The architectural fix is to make 2FA impossible to forget. We do this with a single interface — IMultiFactorChallenge — that sits between “identity verified” and “token issued.” Every sign-in path, regardless of provider, has to walk through it. Social, password, magic-link, dev-impersonation — all of them.

The 2FA gate is part of the pipeline, not a thing you remember to call.

The principle generalises: if you have a security check that any sign-in flow must pass, make the type system enforce it. The compiler will catch the next dev who adds “Sign in with LinkedIn” and forgets the gate. Not your security review. Not your customers.

Chapter 5: One Library, Ten Providers, Pay-As-You-Go

The other lesson from years of auth code: nobody needs all the providers. A startup needs Google + Local. An enterprise SaaS needs Keycloak + Entra. A consumer app needs Apple + Google + Facebook. Forcing every project to ship every provider is how dependency trees become two megabytes of unused code.

So the platform is a constellation of small NuGet packages — each provider is its own package, each cross-cutting concern is its own package. You install only what you use.

Provider	Pattern	Audience	Notes
Google	Mint	Social SPA	OIDC ID-token exchange
Microsoft	Mint	Social SPA	MSAL.js, multi-tenant
Apple	Mint	Social SPA	Apple JS SDK, .p8 key
GitHub	Mint	Social SPA	OAuth popup + postMessage
Facebook	Mint	Social SPA	Graph API token check
Local	Mint	Username/password	Refresh families, lockout, reset
Keycloak	Both	Hybrid	Sign-in OR bearer-only
Entra ID	Bearer	Enterprise	Azure app roles, groups
Auth0	Bearer	Enterprise	Namespaced claims, RBAC
Okta	Bearer	Enterprise	Auth server, group → role

Multi-tenancy is the same idea applied to identity. Tenants can be resolved from a subdomain, a header, a JWT claim, or a route segment — whatever your gateway happens to send. The auth context exposes TenantId as a first-class property, so the rest of your application doesn't need to think about it.
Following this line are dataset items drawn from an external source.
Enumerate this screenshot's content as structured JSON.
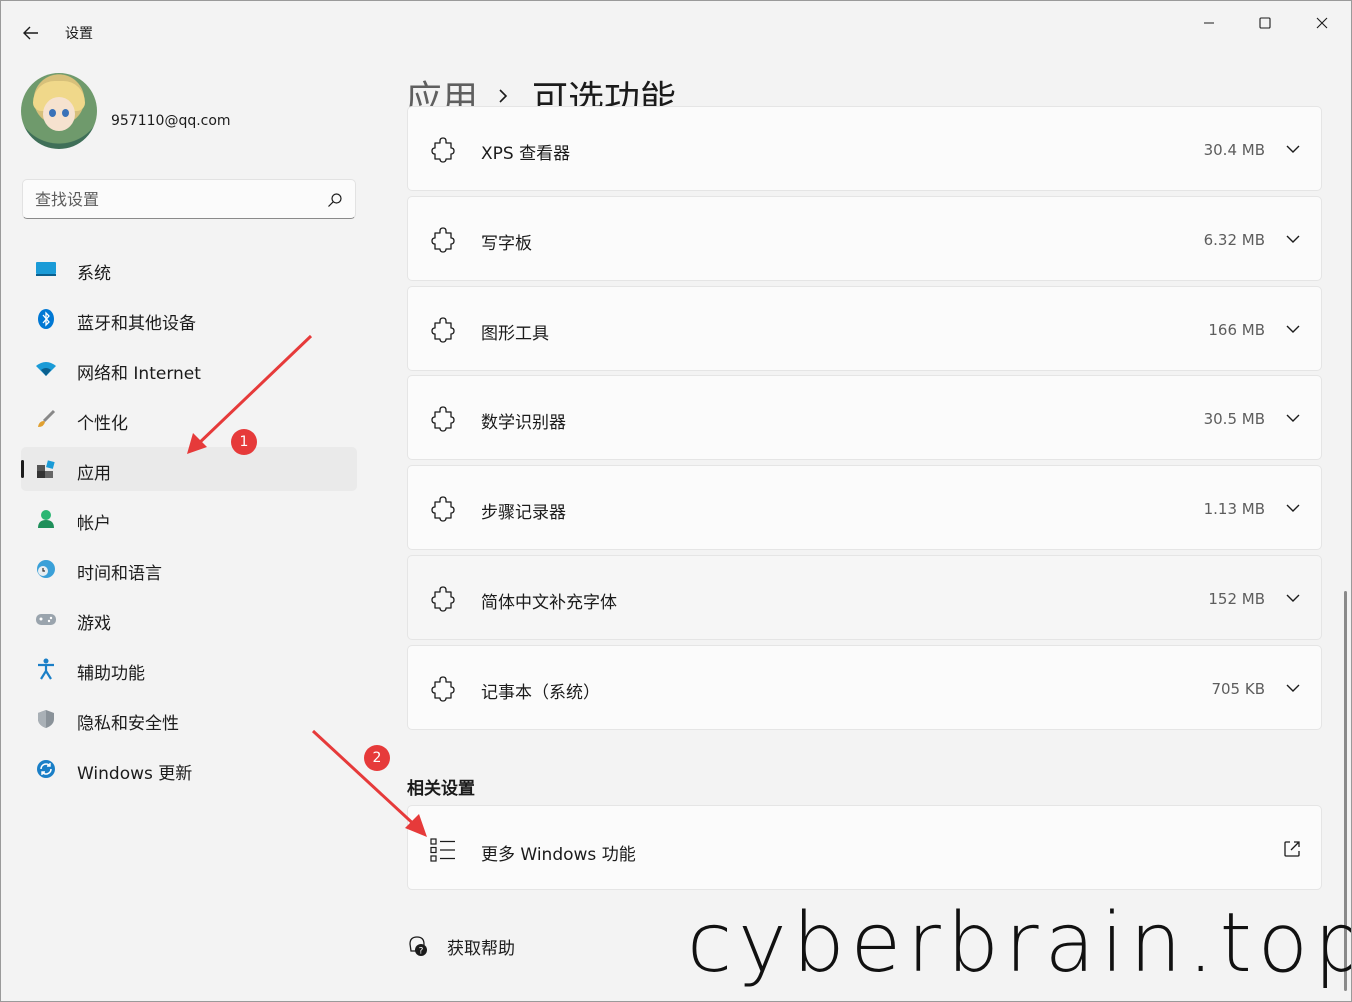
{
  "window": {
    "title": "设置",
    "controls": [
      "minimize",
      "maximize",
      "close"
    ]
  },
  "profile": {
    "email": "957110@qq.com"
  },
  "search": {
    "placeholder": "查找设置"
  },
  "sidebar": {
    "items": [
      {
        "label": "系统",
        "icon": "system-icon"
      },
      {
        "label": "蓝牙和其他设备",
        "icon": "bluetooth-icon"
      },
      {
        "label": "网络和 Internet",
        "icon": "wifi-icon"
      },
      {
        "label": "个性化",
        "icon": "brush-icon"
      },
      {
        "label": "应用",
        "icon": "apps-icon",
        "active": true
      },
      {
        "label": "帐户",
        "icon": "account-icon"
      },
      {
        "label": "时间和语言",
        "icon": "globe-clock-icon"
      },
      {
        "label": "游戏",
        "icon": "gamepad-icon"
      },
      {
        "label": "辅助功能",
        "icon": "accessibility-icon"
      },
      {
        "label": "隐私和安全性",
        "icon": "shield-icon"
      },
      {
        "label": "Windows 更新",
        "icon": "update-icon"
      }
    ]
  },
  "breadcrumb": {
    "parent": "应用",
    "current": "可选功能"
  },
  "features": [
    {
      "name": "XPS 查看器",
      "size": "30.4 MB"
    },
    {
      "name": "写字板",
      "size": "6.32 MB"
    },
    {
      "name": "图形工具",
      "size": "166 MB"
    },
    {
      "name": "数学识别器",
      "size": "30.5 MB"
    },
    {
      "name": "步骤记录器",
      "size": "1.13 MB"
    },
    {
      "name": "简体中文补充字体",
      "size": "152 MB"
    },
    {
      "name": "记事本（系统）",
      "size": "705 KB"
    }
  ],
  "related": {
    "title": "相关设置",
    "item_label": "更多 Windows 功能"
  },
  "help": {
    "label": "获取帮助"
  },
  "annotations": {
    "badge1": "1",
    "badge2": "2",
    "color": "#e63a3a"
  },
  "watermark": "cyberbrain.top",
  "colors": {
    "background": "#f3f3f3",
    "card": "#fbfbfb",
    "bluetooth": "#0078d4",
    "accent": "#0067c0"
  }
}
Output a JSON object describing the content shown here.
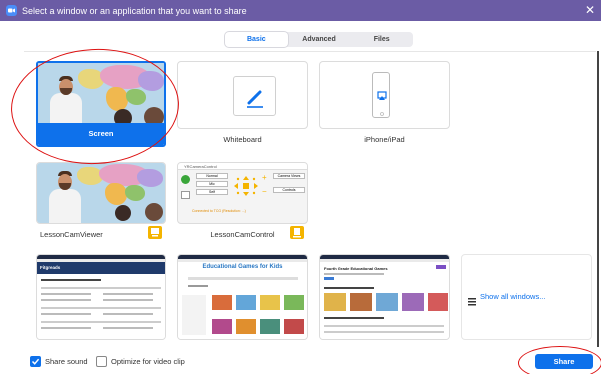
{
  "window": {
    "title": "Select a window or an application that you want to share",
    "close_glyph": "✕"
  },
  "tabs": [
    "Basic",
    "Advanced",
    "Files"
  ],
  "active_tab": "Basic",
  "tiles": {
    "screen": "Screen",
    "whiteboard": "Whiteboard",
    "iphone": "iPhone/iPad",
    "lessoncam_viewer": "LessonCamViewer",
    "lessoncam_control": "LessonCamControl",
    "show_all": "Show all windows..."
  },
  "lessoncam_control_window": {
    "title": "YRCameraControl",
    "buttons": [
      "Normal",
      "Mic",
      "Self",
      "Camera Views",
      "Controls"
    ],
    "status_text": "Connected to TCG (Resolution: ...)"
  },
  "web_pages": {
    "page1": {
      "brand": "Fitgreads"
    },
    "page2": {
      "heading": "Educational Games for Kids"
    },
    "page3": {
      "heading": "Fourth Grade Educational Games"
    }
  },
  "bottom_bar": {
    "share_sound": "Share sound",
    "share_sound_checked": true,
    "optimize_video": "Optimize for video clip",
    "optimize_video_checked": false,
    "share_button": "Share"
  },
  "colors": {
    "title_bar": "#6b5ca5",
    "accent_blue": "#0e71eb",
    "annotation_red": "#dd1111",
    "lesson_cam_orange": "#f4b400"
  }
}
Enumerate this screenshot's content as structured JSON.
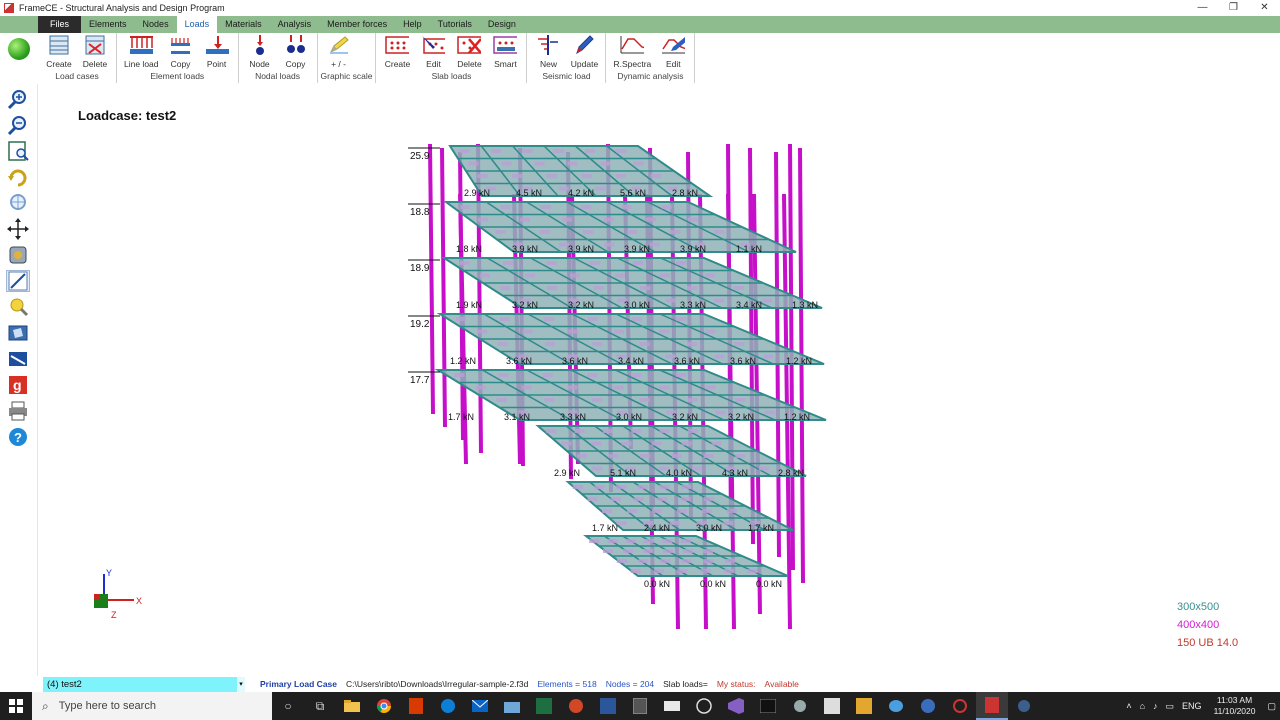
{
  "window": {
    "title": "FrameCE - Structural Analysis and Design Program",
    "min": "—",
    "max": "❐",
    "close": "✕"
  },
  "menu": {
    "items": [
      "Files",
      "Elements",
      "Nodes",
      "Loads",
      "Materials",
      "Analysis",
      "Member forces",
      "Help",
      "Tutorials",
      "Design"
    ],
    "active": "Loads"
  },
  "ribbon": {
    "groups": [
      {
        "label": "Load cases",
        "buttons": [
          {
            "label": "Create",
            "icon": "create-table-icon"
          },
          {
            "label": "Delete",
            "icon": "delete-table-icon"
          }
        ]
      },
      {
        "label": "Element loads",
        "buttons": [
          {
            "label": "Line load",
            "icon": "line-load-icon"
          },
          {
            "label": "Copy",
            "icon": "copy-line-load-icon"
          },
          {
            "label": "Point",
            "icon": "point-load-icon"
          }
        ]
      },
      {
        "label": "Nodal loads",
        "buttons": [
          {
            "label": "Node",
            "icon": "node-load-icon"
          },
          {
            "label": "Copy",
            "icon": "copy-node-load-icon"
          }
        ]
      },
      {
        "label": "Graphic scale",
        "buttons": [
          {
            "label": "+ / -",
            "icon": "pencil-scale-icon"
          }
        ]
      },
      {
        "label": "Slab loads",
        "buttons": [
          {
            "label": "Create",
            "icon": "slab-create-icon"
          },
          {
            "label": "Edit",
            "icon": "slab-edit-icon"
          },
          {
            "label": "Delete",
            "icon": "slab-delete-icon"
          },
          {
            "label": "Smart",
            "icon": "slab-smart-icon"
          }
        ]
      },
      {
        "label": "Seismic load",
        "buttons": [
          {
            "label": "New",
            "icon": "seismic-new-icon"
          },
          {
            "label": "Update",
            "icon": "seismic-update-icon"
          }
        ]
      },
      {
        "label": "Dynamic analysis",
        "buttons": [
          {
            "label": "R.Spectra",
            "icon": "response-spectra-icon"
          },
          {
            "label": "Edit",
            "icon": "spectra-edit-icon"
          }
        ]
      }
    ]
  },
  "left_tools": [
    "zoom-in-icon",
    "zoom-out-icon",
    "zoom-extents-icon",
    "rotate-icon",
    "zoom-window-icon",
    "pan-icon",
    "settings-icon",
    "draw-icon",
    "light-icon",
    "3d-view-icon",
    "screen-icon",
    "google-icon",
    "print-icon",
    "help-icon"
  ],
  "canvas": {
    "loadcase_label": "Loadcase: test2",
    "axis": {
      "x": "X",
      "y": "Y",
      "z": "Z"
    },
    "legend": [
      "300x500",
      "400x400",
      "150 UB 14.0"
    ],
    "colors": {
      "slab": "#3f8f8a",
      "slab_fill": "#8fb1b6",
      "slab_patch": "#b99fd6",
      "column": "#c60fc9",
      "beam": "#2e8b8b",
      "text": "#111111"
    },
    "level_labels": [
      "25.9",
      "18.8",
      "18.9",
      "19.2",
      "17.7"
    ],
    "kn_rows": [
      [
        "2.9 kN",
        "4.5 kN",
        "4.2 kN",
        "5.6 kN",
        "2.8 kN"
      ],
      [
        "1.8 kN",
        "3.9 kN",
        "3.9 kN",
        "3.9 kN",
        "3.9 kN",
        "1.1 kN"
      ],
      [
        "1.9 kN",
        "3.2 kN",
        "3.2 kN",
        "3.0 kN",
        "3.3 kN",
        "3.4 kN",
        "1.3 kN"
      ],
      [
        "1.2 kN",
        "3.6 kN",
        "3.6 kN",
        "3.4 kN",
        "3.6 kN",
        "3.6 kN",
        "1.2 kN"
      ],
      [
        "1.7 kN",
        "3.1 kN",
        "3.3 kN",
        "3.0 kN",
        "3.2 kN",
        "3.2 kN",
        "1.2 kN"
      ],
      [
        "2.9 kN",
        "5.1 kN",
        "4.0 kN",
        "4.3 kN",
        "2.8 kN"
      ],
      [
        "1.7 kN",
        "2.4 kN",
        "3.0 kN",
        "1.7 kN"
      ],
      [
        "0.0 kN",
        "0.0 kN",
        "0.0 kN"
      ]
    ]
  },
  "status": {
    "loadcase": "(4) test2",
    "primary": "Primary Load Case",
    "path": "C:\\Users\\ribto\\Downloads\\Irregular-sample-2.f3d",
    "elements": "Elements = 518",
    "nodes": "Nodes = 204",
    "slab": "Slab loads=",
    "mystatus": "My status:",
    "available": "Available"
  },
  "taskbar": {
    "search_placeholder": "Type here to search",
    "lang": "ENG",
    "time": "11:03 AM",
    "date": "11/10/2020"
  }
}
app.MapGet("/me", (IAuthContext auth) => Results.Ok(new
{
    auth.UserId,
    auth.Email,
    auth.Roles,
    auth.TenantId            // resolved from header / claim / subdomain
}));

Chapter 6: The Authentication Pipeline

Zoom out and a single sign-in request flows through a seven-step pipeline. Each step is independent and replaceable, but together they enforce the invariants that took us three rewrites to internalise:

🏷️

Step 1

Resolve tenant

From subdomain, header, claim, or route

🔍

Step 2

Verify upstream

OIDC ID token, OAuth code, or local password

🛡️

Step 3

Multi-factor gate

IMultiFactorChallenge runs before any token issues

🎟️

Step 4

Mint or accept JWT

Mint Nedo JWT (social/local) OR accept upstream (enterprise)

🔧

Step 5

Transform claims

Flatten roles, normalize email, attach tenant

💧

Step 6

Hydrate IAuthContext

Per-request scoped, mockable for tests

📡

Step 7

Emit audit event

IAuthEventSink for sign-ins, failures, lockouts

Notice that the 2FA gate (step 3) sits before token issuance (step 4), and that audit emission (step 7) happens regardless of outcome. These two constraints — “no token before MFA” and “every attempt is logged” — are the two production-incident lessons that we now have built into the pipeline shape itself.

Chapter 7: Which Pattern For Your Project?

The hard part isn't writing auth — it's deciding which shape of auth you actually need. Two questions get you 90% of the way there:

If your customers already have an enterprise IdP, don't fight it. Bearer pattern. Validate their JWTs, mirror their roles, move on.

If you're building consumer or mid-market and need social or password sign-in, mint your own. One token shape inside your system, no matter how the user got in.

And if you need both? You compose them. The two patterns aren't exclusive — they're two endpoints in the same auth pipeline. The library exists because teams shouldn't have to choose at the start of a project, before they know which customers they'll have.

“Auth shouldn't be the part of the codebase your senior engineers avoid. Make the easy thing easy, make the safe thing the default, and make the unsafe thing impossible to write by accident.”